There, nearly 300 phylogenetic analysis programs and servers are listed. Many of those listed programs are available on the Web, including both free and non-free ones. The software programs are conveniently categorized by methods available, by computer systems on which they work, and the particular types of data analysed.
4. Tree evaluation :
After a phylogenetic tree is built, it is necessary to evaluate it for robustness. The most common method for doing this is bootstrap analysis, which essentially involves resampling the database and then analysing the resampled data. Those robust results obtained from initial phylogenetic analysis will tolerate variations introduced by the resampling process, whereas nonrobust results will be altered and yield different trees when small changes in data are made through resampling.
5. Tree visualization :
After robust trees are created, the final step is to best visualize trees and produce publication-quality printouts of the results.
The following experiment will be carried out using ClustalX for multiple sequence alignment followed by phylogenetic analysis. The ClustalX program is by far the most commonly used program for making multiple sequence alignments, it was first described by Paula Hogeweg in the early 80's and was later developed by Desliggins.
ClustalX is a fully automatic program for global multiple alignment of DNA and protein sequences which works on the hypothesis that sequences in an alignment will repeat their evolutionary history. The alignment is progressive and considers sequence redundancy. Trees can also be calculated from multiple alignments. The program has some adjustable parameters with reasonable defaults. The program
follows the following steps :
- Performs pairwise alignment of all the sequences.

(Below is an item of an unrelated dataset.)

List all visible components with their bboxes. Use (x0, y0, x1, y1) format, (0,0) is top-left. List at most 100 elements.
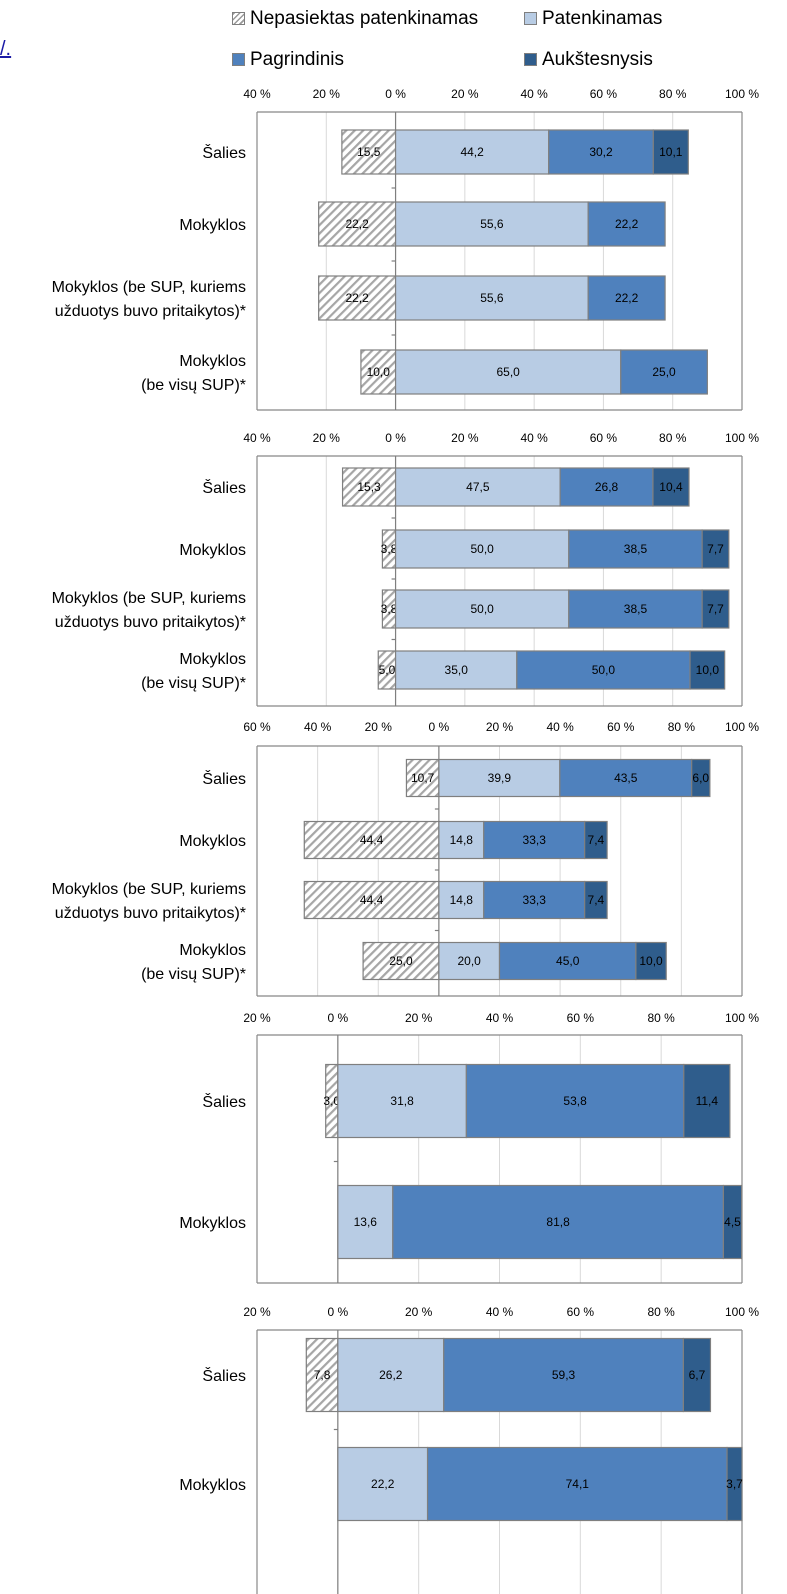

- Uses the alignment score to give a phylogenetic tree using the neighbor-joining method.
- Sequences are aligned using phylogenetic relationship indicated by a tree.
Produces best match for selected sequences and arranges them so that the identities, similarities and differences can be seen simultaneously.

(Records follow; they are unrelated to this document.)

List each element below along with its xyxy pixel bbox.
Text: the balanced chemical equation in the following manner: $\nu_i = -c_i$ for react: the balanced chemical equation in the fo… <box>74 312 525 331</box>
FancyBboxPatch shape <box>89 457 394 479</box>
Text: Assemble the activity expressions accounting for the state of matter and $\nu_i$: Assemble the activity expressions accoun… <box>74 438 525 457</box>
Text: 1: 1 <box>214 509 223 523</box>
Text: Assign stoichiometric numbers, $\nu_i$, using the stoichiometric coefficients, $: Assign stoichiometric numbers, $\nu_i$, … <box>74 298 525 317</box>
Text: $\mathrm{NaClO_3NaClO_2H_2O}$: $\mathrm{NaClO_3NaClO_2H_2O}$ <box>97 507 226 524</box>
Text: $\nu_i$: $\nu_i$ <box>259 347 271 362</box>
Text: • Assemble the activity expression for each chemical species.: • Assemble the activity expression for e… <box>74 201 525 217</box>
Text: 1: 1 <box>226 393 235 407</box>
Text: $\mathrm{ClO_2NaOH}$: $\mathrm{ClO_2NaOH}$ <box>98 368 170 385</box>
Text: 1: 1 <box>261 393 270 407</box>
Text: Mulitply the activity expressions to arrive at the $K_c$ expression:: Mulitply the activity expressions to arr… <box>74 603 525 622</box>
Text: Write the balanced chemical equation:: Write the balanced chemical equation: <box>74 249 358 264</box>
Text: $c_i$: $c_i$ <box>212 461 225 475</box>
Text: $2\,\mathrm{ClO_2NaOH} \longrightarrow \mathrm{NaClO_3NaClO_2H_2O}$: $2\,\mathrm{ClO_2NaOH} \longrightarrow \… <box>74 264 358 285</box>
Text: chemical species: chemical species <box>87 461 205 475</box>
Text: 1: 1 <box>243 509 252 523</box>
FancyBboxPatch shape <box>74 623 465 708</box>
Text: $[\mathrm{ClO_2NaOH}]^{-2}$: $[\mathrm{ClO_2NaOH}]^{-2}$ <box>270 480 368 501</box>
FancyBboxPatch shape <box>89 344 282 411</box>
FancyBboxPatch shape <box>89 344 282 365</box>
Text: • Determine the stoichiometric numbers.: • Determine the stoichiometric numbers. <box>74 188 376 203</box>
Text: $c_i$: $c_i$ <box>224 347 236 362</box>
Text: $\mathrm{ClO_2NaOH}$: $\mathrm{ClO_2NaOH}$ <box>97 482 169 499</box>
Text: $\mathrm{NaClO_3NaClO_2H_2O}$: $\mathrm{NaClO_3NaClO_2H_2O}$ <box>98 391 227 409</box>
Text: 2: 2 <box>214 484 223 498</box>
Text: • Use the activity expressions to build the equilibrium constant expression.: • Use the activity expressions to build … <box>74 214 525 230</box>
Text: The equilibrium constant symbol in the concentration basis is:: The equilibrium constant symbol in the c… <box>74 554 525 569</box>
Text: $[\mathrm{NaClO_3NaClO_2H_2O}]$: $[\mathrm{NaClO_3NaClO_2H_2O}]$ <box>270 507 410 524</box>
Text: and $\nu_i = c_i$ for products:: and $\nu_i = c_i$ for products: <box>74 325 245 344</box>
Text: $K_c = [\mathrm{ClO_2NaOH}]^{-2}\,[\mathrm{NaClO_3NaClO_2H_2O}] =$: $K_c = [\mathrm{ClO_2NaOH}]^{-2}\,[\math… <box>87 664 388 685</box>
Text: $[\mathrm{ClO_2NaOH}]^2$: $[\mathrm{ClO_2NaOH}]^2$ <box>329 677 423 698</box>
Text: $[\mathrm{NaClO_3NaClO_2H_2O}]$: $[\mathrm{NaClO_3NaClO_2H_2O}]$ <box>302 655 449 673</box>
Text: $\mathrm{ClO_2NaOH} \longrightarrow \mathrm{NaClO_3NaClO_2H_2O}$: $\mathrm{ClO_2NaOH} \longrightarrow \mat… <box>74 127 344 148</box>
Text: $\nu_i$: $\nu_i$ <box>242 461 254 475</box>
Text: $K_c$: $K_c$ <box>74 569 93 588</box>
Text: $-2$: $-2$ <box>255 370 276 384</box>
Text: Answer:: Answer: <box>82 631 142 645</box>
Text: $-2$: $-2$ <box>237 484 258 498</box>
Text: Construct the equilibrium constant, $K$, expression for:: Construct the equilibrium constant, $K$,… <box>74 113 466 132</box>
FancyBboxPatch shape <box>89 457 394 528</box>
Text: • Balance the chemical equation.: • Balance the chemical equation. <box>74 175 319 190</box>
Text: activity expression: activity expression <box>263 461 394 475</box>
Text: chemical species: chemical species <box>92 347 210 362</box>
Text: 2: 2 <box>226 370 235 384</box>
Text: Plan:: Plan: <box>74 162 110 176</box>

Evolutionary relationships can be studied using cladograms.
In this experiment we will look at the evolutionary relationships of animals as indicated by sequence differences in cytochrome c oxidase subunit I. This is encoded in the mitochondrial genome and has been proposed as a "barcode" for identifying animal species. Two of the sequences downloaded will also be used for pairwise sequence alignment using BLAST. We will use a web browser to find sequences, which we will copy back to our PC and analyze using two widely-used programs that run in Windows: ClustalX to align the sequences and calculate a tree by the Neighbor-Joining method (which is based on a distance matrix), and then TreeView to display and manipulate the tree into a form suitable for publication.